Michael Poultney, MD of Portland stone company Albion and deputy chairman of Stone Federation’s Quarry Group, has welcomed the Embodied Carbon in Natural Building Stone in Scotland report for furthering the evidence that indigenous stone is the most environmentally friendly building material. The report was introduced by two of its authors in NSS last month (June).
Michael Poultney told NSS: “This report openly discusses the potential weaknesses in the figures it presents, such as the higher manual input in developing countries’ quarrying and the assumption that all goods go direct to their destination on container ships. I think this honesty gives the report so much more gravitas than the secretive figures from some quarters.

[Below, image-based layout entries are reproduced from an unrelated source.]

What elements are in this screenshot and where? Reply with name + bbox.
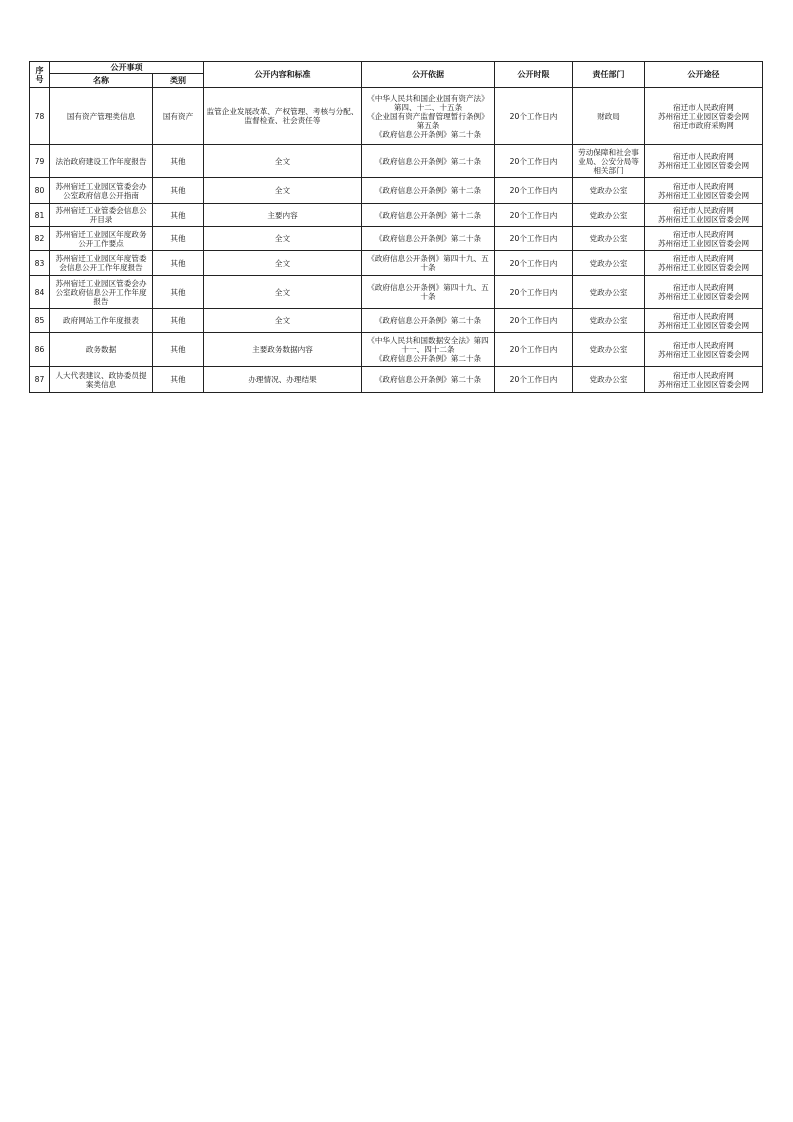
cell-basis-line: 《政府信息公开条例》第二十条 bbox=[374, 354, 482, 363]
cell-channel-line: 苏州宿迁工业园区管委会网 bbox=[657, 263, 750, 272]
cell-no: 78 bbox=[30, 88, 50, 145]
cell-channel bbox=[645, 145, 763, 178]
cell-content: 主要政务数据内容 bbox=[204, 333, 362, 367]
cell-channel bbox=[645, 309, 763, 333]
cell-department: 财政局 bbox=[573, 88, 645, 145]
cell-no: 80 bbox=[30, 178, 50, 204]
header-department: 责任部门 bbox=[573, 62, 645, 88]
cell-department: 党政办公室 bbox=[573, 178, 645, 204]
cell-category: 其他 bbox=[153, 227, 204, 251]
cell-channel-line: 苏州宿迁工业园区管委会网 bbox=[657, 379, 750, 389]
cell-department: 党政办公室 bbox=[573, 204, 645, 227]
cell-basis-line: 《政府信息公开条例》第十二条 bbox=[374, 186, 482, 195]
cell-channel-line: 宿迁市人民政府网 bbox=[673, 181, 734, 191]
header-name: 名称 bbox=[50, 74, 153, 88]
cell-content: 主要内容 bbox=[204, 204, 362, 227]
cell-basis bbox=[362, 227, 495, 251]
table-row bbox=[30, 309, 763, 333]
header-channel: 公开途径 bbox=[645, 62, 763, 88]
cell-department: 党政办公室 bbox=[573, 333, 645, 367]
cell-basis bbox=[362, 333, 495, 367]
cell-department: 党政办公室 bbox=[573, 251, 645, 276]
cell-no: 84 bbox=[30, 276, 50, 309]
cell-basis bbox=[362, 88, 495, 145]
table-row bbox=[30, 333, 763, 367]
cell-category: 国有资产 bbox=[153, 88, 204, 145]
cell-content: 办理情况、办理结果 bbox=[204, 367, 362, 393]
cell-category: 其他 bbox=[153, 204, 204, 227]
cell-channel-line: 苏州宿迁工业园区管委会网 bbox=[657, 320, 750, 330]
cell-name: 苏州宿迁工业园区年度管委会信息公开工作年度报告 bbox=[50, 251, 153, 276]
cell-category: 其他 bbox=[153, 367, 204, 393]
cell-category: 其他 bbox=[153, 178, 204, 204]
header-time: 公开时限 bbox=[495, 62, 573, 88]
cell-basis-line: 《企业国有资产监督管理暂行条例》第五条 bbox=[367, 111, 489, 130]
cell-content: 全文 bbox=[204, 178, 362, 204]
cell-channel-line: 宿迁市人民政府网 bbox=[673, 102, 734, 112]
cell-no: 86 bbox=[30, 333, 50, 367]
cell-basis-line: 《政府信息公开条例》第十二条 bbox=[374, 210, 482, 220]
cell-channel-line: 苏州宿迁工业园区管委会网 bbox=[657, 190, 750, 200]
table-row bbox=[30, 88, 763, 145]
cell-name: 人大代表建议、政协委员提案类信息 bbox=[50, 367, 153, 393]
cell-basis bbox=[362, 204, 495, 227]
cell-category: 其他 bbox=[153, 309, 204, 333]
cell-channel-line: 宿迁市政府采购网 bbox=[673, 120, 734, 130]
cell-category: 其他 bbox=[153, 251, 204, 276]
cell-basis bbox=[362, 251, 495, 276]
cell-basis-line: 《政府信息公开条例》第四十九、五十条 bbox=[367, 254, 489, 272]
cell-name: 苏州宿迁工业园区年度政务公开工作要点 bbox=[50, 227, 153, 251]
cell-content: 全文 bbox=[204, 276, 362, 309]
cell-name: 苏州宿迁工业管委会信息公开目录 bbox=[50, 204, 153, 227]
table-row bbox=[30, 145, 763, 178]
cell-basis-line: 《政府信息公开条例》第二十条 bbox=[374, 375, 482, 384]
cell-basis bbox=[362, 276, 495, 309]
cell-department: 党政办公室 bbox=[573, 367, 645, 393]
cell-time: 20个工作日内 bbox=[495, 333, 573, 367]
disclosure-table bbox=[29, 61, 763, 393]
cell-channel-line: 苏州宿迁工业园区管委会网 bbox=[657, 215, 750, 224]
cell-category: 其他 bbox=[153, 276, 204, 309]
cell-name: 国有资产管理类信息 bbox=[50, 88, 153, 145]
cell-channel bbox=[645, 204, 763, 227]
cell-channel-line: 宿迁市人民政府网 bbox=[673, 229, 734, 239]
cell-category: 其他 bbox=[153, 333, 204, 367]
cell-channel-line: 苏州宿迁工业园区管委会网 bbox=[657, 111, 750, 121]
cell-channel bbox=[645, 367, 763, 393]
cell-no: 79 bbox=[30, 145, 50, 178]
cell-channel bbox=[645, 276, 763, 309]
cell-name: 政务数据 bbox=[50, 333, 153, 367]
cell-channel bbox=[645, 251, 763, 276]
cell-time: 20个工作日内 bbox=[495, 309, 573, 333]
cell-basis bbox=[362, 367, 495, 393]
cell-time: 20个工作日内 bbox=[495, 276, 573, 309]
cell-name: 苏州宿迁工业园区管委会办公室政府信息公开工作年度报告 bbox=[50, 276, 153, 309]
cell-content: 全文 bbox=[204, 145, 362, 178]
cell-basis-line: 《政府信息公开条例》第二十条 bbox=[374, 156, 482, 166]
cell-department: 党政办公室 bbox=[573, 227, 645, 251]
cell-category: 其他 bbox=[153, 145, 204, 178]
cell-department: 党政办公室 bbox=[573, 276, 645, 309]
cell-channel-line: 宿迁市人民政府网 bbox=[673, 370, 734, 380]
cell-channel-line: 宿迁市人民政府网 bbox=[673, 152, 734, 161]
table-row bbox=[30, 367, 763, 393]
cell-name: 苏州宿迁工业园区管委会办公室政府信息公开指南 bbox=[50, 178, 153, 204]
table-row bbox=[30, 251, 763, 276]
header-seq: 序号 bbox=[30, 62, 50, 88]
cell-content: 监管企业发展改革、产权管理、考核与分配、监督检查、社会责任等 bbox=[204, 88, 362, 145]
cell-channel-line: 苏州宿迁工业园区管委会网 bbox=[657, 349, 750, 359]
cell-channel-line: 苏州宿迁工业园区管委会网 bbox=[657, 292, 750, 301]
table-row bbox=[30, 276, 763, 309]
cell-channel-line: 宿迁市人民政府网 bbox=[673, 283, 734, 292]
cell-no: 87 bbox=[30, 367, 50, 393]
cell-basis-line: 《中华人民共和国数据安全法》第四十一、四十二条 bbox=[367, 336, 489, 354]
cell-basis-line: 《政府信息公开条例》第二十条 bbox=[374, 316, 482, 325]
cell-channel-line: 宿迁市人民政府网 bbox=[673, 311, 734, 321]
header-basis: 公开依据 bbox=[362, 62, 495, 88]
cell-time: 20个工作日内 bbox=[495, 367, 573, 393]
cell-content: 全文 bbox=[204, 227, 362, 251]
cell-channel-line: 苏州宿迁工业园区管委会网 bbox=[657, 161, 750, 170]
table-row bbox=[30, 178, 763, 204]
cell-time: 20个工作日内 bbox=[495, 227, 573, 251]
cell-no: 85 bbox=[30, 309, 50, 333]
cell-department: 劳动保障和社会事业局、公安分局等相关部门 bbox=[573, 145, 645, 178]
table-row bbox=[30, 227, 763, 251]
cell-basis bbox=[362, 309, 495, 333]
cell-time: 20个工作日内 bbox=[495, 204, 573, 227]
header-content: 公开内容和标准 bbox=[204, 62, 362, 88]
cell-time: 20个工作日内 bbox=[495, 88, 573, 145]
cell-channel-line: 宿迁市人民政府网 bbox=[673, 206, 734, 215]
cell-time: 20个工作日内 bbox=[495, 178, 573, 204]
cell-time: 20个工作日内 bbox=[495, 145, 573, 178]
cell-channel bbox=[645, 88, 763, 145]
cell-time: 20个工作日内 bbox=[495, 251, 573, 276]
header-category: 类别 bbox=[153, 74, 204, 88]
cell-content: 全文 bbox=[204, 309, 362, 333]
cell-channel bbox=[645, 178, 763, 204]
cell-no: 81 bbox=[30, 204, 50, 227]
cell-no: 83 bbox=[30, 251, 50, 276]
cell-basis bbox=[362, 145, 495, 178]
cell-channel-line: 苏州宿迁工业园区管委会网 bbox=[657, 238, 750, 248]
cell-department: 党政办公室 bbox=[573, 309, 645, 333]
cell-channel-line: 宿迁市人民政府网 bbox=[673, 340, 734, 350]
cell-basis-line: 《政府信息公开条例》第二十条 bbox=[374, 129, 482, 139]
cell-channel-line: 宿迁市人民政府网 bbox=[673, 254, 734, 263]
cell-basis bbox=[362, 178, 495, 204]
table-row bbox=[30, 204, 763, 227]
cell-basis-line: 《中华人民共和国企业国有资产法》第四、十二、十五条 bbox=[367, 93, 489, 112]
cell-name: 政府网站工作年度报表 bbox=[50, 309, 153, 333]
cell-content: 全文 bbox=[204, 251, 362, 276]
cell-basis-line: 《政府信息公开条例》第二十条 bbox=[374, 234, 482, 243]
header-matter: 公开事项 bbox=[50, 62, 204, 74]
cell-channel bbox=[645, 333, 763, 367]
cell-basis-line: 《政府信息公开条例》第四十九、五十条 bbox=[367, 283, 489, 301]
cell-no: 82 bbox=[30, 227, 50, 251]
table-body bbox=[30, 88, 763, 393]
cell-channel bbox=[645, 227, 763, 251]
cell-name: 法治政府建设工作年度报告 bbox=[50, 145, 153, 178]
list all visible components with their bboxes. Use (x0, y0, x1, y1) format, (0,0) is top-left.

“I am not at all surprised that there are variations between different quarries. Our own production figures and fuel used vary markedly from month to month, depending on geology at the face, the amount of overburden removed at that particular time and even time restraints on the physical measuring of the final blocks by the quarry manager.
“I suppose the only real surprise here is the amount of fuel used to transport the stone from the developing countries. Perhaps I had been sucked in by the ‘there is no impact from shipping’ argument. Clearly the massive mileage eventually has an impact.
“It is a pretty thorough report and they certainly seem to have got a grip on the main issues. Comparisons between the environmental impacts of building materials are fraught with dangers, but kindergarten science screams at us that the production methods employed to make bricks, cement and steel uses more energy, and therefore releases more CO2, than extracting and processing stone.”